How many Wiradjuri people died in the Bathurst war and its aftermath is a matter of ongoing conjecture, too.
“We reckon at least 2,000 to 3,000 [Wiradjuri people died] maybe more. Most of those were old people and women and kids because the soldiers and the militia forces that were formed at the time and the mounted police, they just killed any Wiradjuri people they saw. What Windradyne and his warriors were doing was going out after those white people that had broken the Wiradjuri law and they were doing … ‘giban’ [pay back] as we call it in our language. That’s how we were fighting the war. But the British were killing anyone they came across.’’
He says the generational wealth around Bathurst renders the town a monument to – and a historical symbol of – “dispossession”.
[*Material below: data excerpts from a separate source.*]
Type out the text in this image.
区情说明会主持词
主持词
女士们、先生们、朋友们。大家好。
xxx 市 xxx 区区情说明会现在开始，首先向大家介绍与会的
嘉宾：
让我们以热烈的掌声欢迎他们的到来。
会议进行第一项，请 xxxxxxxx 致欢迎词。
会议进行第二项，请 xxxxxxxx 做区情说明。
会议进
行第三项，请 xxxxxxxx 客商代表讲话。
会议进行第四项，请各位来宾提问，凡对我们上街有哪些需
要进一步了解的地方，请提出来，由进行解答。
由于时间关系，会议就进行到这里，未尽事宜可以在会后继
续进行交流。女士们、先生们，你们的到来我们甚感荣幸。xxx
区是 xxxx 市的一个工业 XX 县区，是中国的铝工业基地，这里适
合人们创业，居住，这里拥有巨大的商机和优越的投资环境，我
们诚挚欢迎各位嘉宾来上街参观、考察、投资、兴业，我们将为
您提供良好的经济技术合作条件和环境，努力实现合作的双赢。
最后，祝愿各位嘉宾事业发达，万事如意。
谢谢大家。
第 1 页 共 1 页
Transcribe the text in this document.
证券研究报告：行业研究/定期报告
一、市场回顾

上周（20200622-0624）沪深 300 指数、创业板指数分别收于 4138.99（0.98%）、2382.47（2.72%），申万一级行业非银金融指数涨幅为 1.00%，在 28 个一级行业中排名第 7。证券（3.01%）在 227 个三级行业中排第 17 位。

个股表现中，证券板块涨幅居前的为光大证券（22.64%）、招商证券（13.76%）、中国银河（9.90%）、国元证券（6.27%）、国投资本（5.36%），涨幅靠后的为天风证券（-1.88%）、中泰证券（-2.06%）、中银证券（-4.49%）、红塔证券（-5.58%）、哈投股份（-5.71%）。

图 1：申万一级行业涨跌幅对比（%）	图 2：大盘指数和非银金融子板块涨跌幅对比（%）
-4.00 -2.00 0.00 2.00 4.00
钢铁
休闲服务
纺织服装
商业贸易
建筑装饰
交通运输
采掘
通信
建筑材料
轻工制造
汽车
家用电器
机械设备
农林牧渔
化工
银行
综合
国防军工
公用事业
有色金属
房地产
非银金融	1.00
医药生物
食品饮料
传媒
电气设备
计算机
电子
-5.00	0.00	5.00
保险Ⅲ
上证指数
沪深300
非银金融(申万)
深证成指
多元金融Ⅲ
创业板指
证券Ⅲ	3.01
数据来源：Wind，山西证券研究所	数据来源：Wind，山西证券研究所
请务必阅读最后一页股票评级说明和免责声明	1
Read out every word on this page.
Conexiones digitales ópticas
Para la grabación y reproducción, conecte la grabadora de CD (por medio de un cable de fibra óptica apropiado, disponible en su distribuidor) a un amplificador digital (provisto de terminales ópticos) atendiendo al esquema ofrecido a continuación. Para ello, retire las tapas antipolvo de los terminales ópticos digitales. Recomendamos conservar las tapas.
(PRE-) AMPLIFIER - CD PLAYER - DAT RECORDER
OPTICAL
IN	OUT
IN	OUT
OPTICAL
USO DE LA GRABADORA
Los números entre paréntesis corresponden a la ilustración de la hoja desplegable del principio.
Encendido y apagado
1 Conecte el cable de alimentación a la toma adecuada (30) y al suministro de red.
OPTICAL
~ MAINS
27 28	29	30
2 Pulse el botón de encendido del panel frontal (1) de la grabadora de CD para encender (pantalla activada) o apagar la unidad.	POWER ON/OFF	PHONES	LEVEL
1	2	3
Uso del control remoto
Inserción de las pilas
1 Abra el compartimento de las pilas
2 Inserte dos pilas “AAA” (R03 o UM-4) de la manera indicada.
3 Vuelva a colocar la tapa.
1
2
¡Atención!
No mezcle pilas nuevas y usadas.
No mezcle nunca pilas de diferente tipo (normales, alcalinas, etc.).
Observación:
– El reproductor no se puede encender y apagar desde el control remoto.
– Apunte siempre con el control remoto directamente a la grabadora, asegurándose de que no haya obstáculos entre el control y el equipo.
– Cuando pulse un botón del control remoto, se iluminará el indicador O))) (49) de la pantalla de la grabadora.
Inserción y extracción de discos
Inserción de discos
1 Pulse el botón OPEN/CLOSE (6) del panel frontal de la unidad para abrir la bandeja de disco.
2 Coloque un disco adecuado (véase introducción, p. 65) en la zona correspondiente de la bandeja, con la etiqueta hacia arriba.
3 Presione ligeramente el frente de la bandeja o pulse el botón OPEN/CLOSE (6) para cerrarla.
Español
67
“There’s a lot of people whose families made their money on that gold and that land and they still see it as a matter of their white privilege to do whatever they want to do here.”
He says the Wiradjuri commemorations this week are an expression of peace and conciliation, and “about keeping the memories of our ancestors alive”.
“But also it’s about our responsibility to keep protecting country. So that’s why we’ve been involved in a number of actions in stopping some developments from going ahead.’’
It includes the scuttling of plans for a go-kart track near the existing Mount Panorama speedway, itself built on spiritually significant land (Wahluu), and fervent Wiradjuri opposition to a goldmine on another sacred site at nearby Blayney.
Two centuries to the day after the declaration of martial law during the Bathurst war between Wiradjuri and the British, the resistance continues in a different form.